The Study of Humor

Dear Readers:
Yesterday hubby and I were assigned an airport pick-up: our granddaughter was arriving from Tucson via the campus shuttle service. We scooped her up, I handed her a sandwich, and we slogged off through legendary Phoenix rush-hour traffic to attend her alma mater’s homecoming football game. I commented about her delayed arrival, knowing she’d had a late class. She responded, around a mouthful of ham sandwich, that she probably hadn’t learned much in that class but then proceeded to expound on comedy and tradegy in the ancient world. After years of hearing about the latest fad in attire, rap music, or yoga, I was surprised when she launched into a dissertation on ancient playwrights and their use of comedy as it applies to philosophy. For twenty minutes she compared Aristotelian vs. Brechtian approaches to epic drama, citing examples from Aristophanes, Euripides, and Sophocles. As we pulled into the school parking lot, she commented, “Guess I learned more today than I thought. In fact, a lot more.” 
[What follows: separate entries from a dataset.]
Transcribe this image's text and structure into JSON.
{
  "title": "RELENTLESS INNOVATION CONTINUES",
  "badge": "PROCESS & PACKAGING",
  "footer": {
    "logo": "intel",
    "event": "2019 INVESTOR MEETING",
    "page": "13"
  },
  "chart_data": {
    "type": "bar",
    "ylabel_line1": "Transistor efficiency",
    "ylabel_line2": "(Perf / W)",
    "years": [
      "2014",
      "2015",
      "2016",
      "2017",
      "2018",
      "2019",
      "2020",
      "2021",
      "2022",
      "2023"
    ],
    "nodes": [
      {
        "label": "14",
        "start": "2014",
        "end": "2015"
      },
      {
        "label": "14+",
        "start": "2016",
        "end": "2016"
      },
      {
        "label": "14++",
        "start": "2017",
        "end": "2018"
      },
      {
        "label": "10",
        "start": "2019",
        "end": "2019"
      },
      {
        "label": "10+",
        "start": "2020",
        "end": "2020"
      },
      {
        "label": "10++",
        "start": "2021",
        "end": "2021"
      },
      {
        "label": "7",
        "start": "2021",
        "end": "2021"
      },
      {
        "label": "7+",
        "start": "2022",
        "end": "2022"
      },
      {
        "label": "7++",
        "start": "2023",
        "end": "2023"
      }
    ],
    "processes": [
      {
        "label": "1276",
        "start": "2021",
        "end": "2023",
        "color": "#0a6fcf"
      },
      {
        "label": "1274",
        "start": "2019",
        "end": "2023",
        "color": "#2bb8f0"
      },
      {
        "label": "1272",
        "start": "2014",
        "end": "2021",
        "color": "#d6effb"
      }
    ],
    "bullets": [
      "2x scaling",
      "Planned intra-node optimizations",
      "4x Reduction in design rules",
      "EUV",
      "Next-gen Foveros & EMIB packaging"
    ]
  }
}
What a pleasing and astonishing event hearing this freshman drama student talking about how tragedy can be turned into comedy by approaching unhappy circumstances and casting them as the unavoidable capriciousness of the gods, the cosmic lightning bolt flung from the clouds. The human race becomes bound together as the “straight woman” on the stage of life. Humor becomes the yeast that leavens the bread, helping us laugh at what should be painful moments without obvious smacking of principles or morality.

This seems like a good lesson for a serious writer like moi. I want my protagonists to take life seriously, their frown a perpetual mask. But a lively character needs to comment wryly, pointing to the absurdity of the situation by making it funny. The “woe is me” dangling around my heroine’s neck needs to laced with the survival skills of comedy to convert gloom into laughs. I only wish as much could be said for the outcome of the football game.